Su voz, un poco dura, que al hablar á los hombres se tornaba flexible y melosa, alzábase fácilmente en frívolas charlas, con menos ingenio que ligereza. Y en el abismo profundo de sus ojos, dulces para engañar, algunas veces se encendían relámpagos extraños, centelleos de un brío salvaje. Solía vestir con lujo exagerado, mostrando el alma primitiva en la riqueza de las telas y en la abundancia de las joyas, sin esa elegante sencillez de los espíritus finos é inteligentes.

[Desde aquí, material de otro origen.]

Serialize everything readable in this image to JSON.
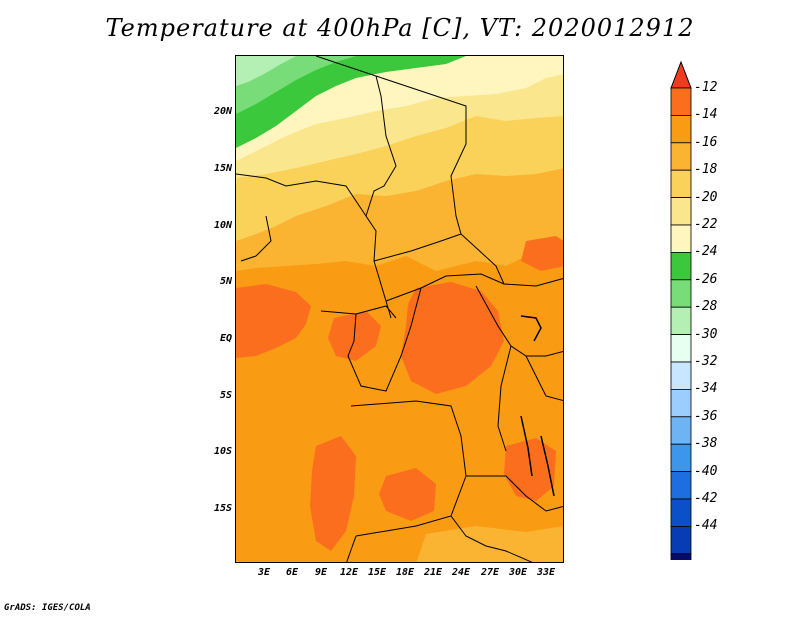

En el salón de Las Palmeras, frente á la necia sonrisa de Galán, malgastaba la hermosa sus coqueterías y monadas, fuegos artificiales de un corazón ardiente y codicioso, inclinado á todos los vanos placeres del mundo. Belleza sin dote, cazadora esforzada de marido, contemplaba con angustia el declinar de su juventud; las luces del ocaso que encendían su rostro le quemaban el alma; sentía una secreta envidia de las mujeres ricas y más jóvenes, aun cuando fuesen menos hermosas. Apartando su mirada, un instante, del insípido buen mozo, buscaba con rencor aquellos ojos azules y serenos de la muchacha del vestido blanco, cuya dulce belleza le irritaba.

Pero la niña rubia, esquiva y silenciosa, se había sentado otra vez á la vera de la ventana, y los celestes ojos miraban siempre obstinados al jardín.